Table 2 shows the default special authorities for each user class. The entries indicate that the authority is given at security levels 10 and 20 only, at all security levels, or not at all.
Special authority
|
User classes | ||||
---|---|---|---|---|---|
*SECOFR | *SECADM | *PGMR | *SYSOPR | *USER | |
*ALLOBJ | All | 10 or 20 | 10 or 20 | 10 or 20 | 10 or 20 |
*AUDIT | All | ||||
*IOSYSCFG | All | ||||
*JOBCTL | All | 10 or 20 | 10 or 20 | All | |
*SAVSYS | All | 10 or 20 | 10 or 20 | All | 10 or 20 |
*SECADM | All | All | |||
*SERVICE | All | ||||
*SPLCTL | All |
Considerations
At security level 30 the system does not automatically give users access to all resources. At lower security levels, all users are given *ALLOBJ special authority.
Security level 30 is not a secure level to run your production system. At security level 30 and below, users can directly call system level interfaces that are not intended to be directly called by user applications. In addition, user applications can access internal control blocks and object contents directly using an address. This is a security and integrity exposure. At security level 30, the integrity protection mechanisms are not activated to the same level as security level 40 and 50. Therefore, security level 40 or higher is strongly recommended.

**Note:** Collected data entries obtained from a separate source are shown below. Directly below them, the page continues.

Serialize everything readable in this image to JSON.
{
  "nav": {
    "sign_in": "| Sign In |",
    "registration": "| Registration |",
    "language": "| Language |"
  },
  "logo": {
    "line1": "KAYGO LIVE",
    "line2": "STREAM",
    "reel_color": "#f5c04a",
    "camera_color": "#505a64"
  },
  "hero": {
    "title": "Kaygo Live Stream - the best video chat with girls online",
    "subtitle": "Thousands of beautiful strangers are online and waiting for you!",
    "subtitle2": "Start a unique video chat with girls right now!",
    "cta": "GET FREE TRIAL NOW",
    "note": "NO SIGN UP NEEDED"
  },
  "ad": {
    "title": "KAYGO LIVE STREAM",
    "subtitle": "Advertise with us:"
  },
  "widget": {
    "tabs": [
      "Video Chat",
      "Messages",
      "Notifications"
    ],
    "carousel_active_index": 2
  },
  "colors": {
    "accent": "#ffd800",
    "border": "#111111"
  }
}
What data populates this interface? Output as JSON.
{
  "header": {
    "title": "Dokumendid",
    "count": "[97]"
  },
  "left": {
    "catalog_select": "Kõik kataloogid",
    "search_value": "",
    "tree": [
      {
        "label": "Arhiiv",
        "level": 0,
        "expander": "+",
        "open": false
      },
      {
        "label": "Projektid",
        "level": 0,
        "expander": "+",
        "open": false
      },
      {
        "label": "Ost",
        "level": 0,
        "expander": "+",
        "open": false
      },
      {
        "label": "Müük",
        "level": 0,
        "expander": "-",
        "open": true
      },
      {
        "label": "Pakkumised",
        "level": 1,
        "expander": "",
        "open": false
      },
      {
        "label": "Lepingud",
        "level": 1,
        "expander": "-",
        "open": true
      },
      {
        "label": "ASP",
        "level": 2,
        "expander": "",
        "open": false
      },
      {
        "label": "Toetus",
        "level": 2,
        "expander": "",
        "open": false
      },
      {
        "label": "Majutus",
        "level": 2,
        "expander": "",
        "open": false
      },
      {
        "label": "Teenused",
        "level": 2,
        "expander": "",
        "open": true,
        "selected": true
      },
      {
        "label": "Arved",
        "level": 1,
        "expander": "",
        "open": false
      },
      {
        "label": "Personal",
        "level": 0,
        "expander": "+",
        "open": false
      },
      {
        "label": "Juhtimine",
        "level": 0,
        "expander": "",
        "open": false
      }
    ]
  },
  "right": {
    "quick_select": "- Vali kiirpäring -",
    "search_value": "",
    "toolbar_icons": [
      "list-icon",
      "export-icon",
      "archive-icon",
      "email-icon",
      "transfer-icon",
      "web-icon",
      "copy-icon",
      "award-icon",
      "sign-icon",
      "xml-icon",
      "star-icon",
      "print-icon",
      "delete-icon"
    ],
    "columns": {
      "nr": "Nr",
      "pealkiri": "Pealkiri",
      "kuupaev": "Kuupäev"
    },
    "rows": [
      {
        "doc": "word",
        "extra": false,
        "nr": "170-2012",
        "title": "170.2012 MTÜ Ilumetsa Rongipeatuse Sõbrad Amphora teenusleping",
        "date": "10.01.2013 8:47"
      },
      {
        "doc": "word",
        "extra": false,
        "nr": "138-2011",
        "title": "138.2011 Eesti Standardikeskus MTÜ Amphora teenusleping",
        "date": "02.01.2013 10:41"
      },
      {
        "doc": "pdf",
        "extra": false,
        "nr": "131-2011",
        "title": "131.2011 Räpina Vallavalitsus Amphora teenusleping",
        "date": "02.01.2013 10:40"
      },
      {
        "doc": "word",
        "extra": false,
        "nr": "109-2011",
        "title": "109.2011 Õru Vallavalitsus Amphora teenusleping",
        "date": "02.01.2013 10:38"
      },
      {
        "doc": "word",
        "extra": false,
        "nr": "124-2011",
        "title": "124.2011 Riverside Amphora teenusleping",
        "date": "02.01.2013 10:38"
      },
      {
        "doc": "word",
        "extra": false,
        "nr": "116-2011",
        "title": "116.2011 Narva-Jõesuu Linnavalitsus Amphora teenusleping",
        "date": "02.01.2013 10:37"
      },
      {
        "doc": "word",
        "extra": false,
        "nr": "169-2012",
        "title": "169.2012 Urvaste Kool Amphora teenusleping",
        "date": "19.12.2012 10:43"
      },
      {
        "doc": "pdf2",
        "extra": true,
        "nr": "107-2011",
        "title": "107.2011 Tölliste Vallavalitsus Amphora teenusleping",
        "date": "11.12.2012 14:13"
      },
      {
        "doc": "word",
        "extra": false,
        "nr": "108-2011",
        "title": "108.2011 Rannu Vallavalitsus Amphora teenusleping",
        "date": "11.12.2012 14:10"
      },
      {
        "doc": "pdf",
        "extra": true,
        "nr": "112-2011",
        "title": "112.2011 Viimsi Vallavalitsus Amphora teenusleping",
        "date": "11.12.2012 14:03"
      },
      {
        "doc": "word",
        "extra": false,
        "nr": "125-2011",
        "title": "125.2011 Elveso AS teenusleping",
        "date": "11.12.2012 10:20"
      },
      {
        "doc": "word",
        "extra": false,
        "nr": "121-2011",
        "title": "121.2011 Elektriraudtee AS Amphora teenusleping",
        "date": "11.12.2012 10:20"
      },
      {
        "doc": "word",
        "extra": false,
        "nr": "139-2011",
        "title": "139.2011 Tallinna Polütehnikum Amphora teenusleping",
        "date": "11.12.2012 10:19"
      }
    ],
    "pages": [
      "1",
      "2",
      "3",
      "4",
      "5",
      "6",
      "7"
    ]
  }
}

Security level 40 and 50 provide significant integrity protection that is not available on security level 30 and below. To run a secure server, you must run at security level 40 or 50. Security level 40 and 50 are similar in capabilities. This was not always the case but, over time, the capabilities that were initially available in security level 50 have been moved into the security level 40 support. There are still some differences between 40 and 50. The differences are mostly internal processing of buffers and control blocks plus the restrictions on how messages can be sent within a job, see Restricting message handling. Running security level 50 provides the most secure level to run your server.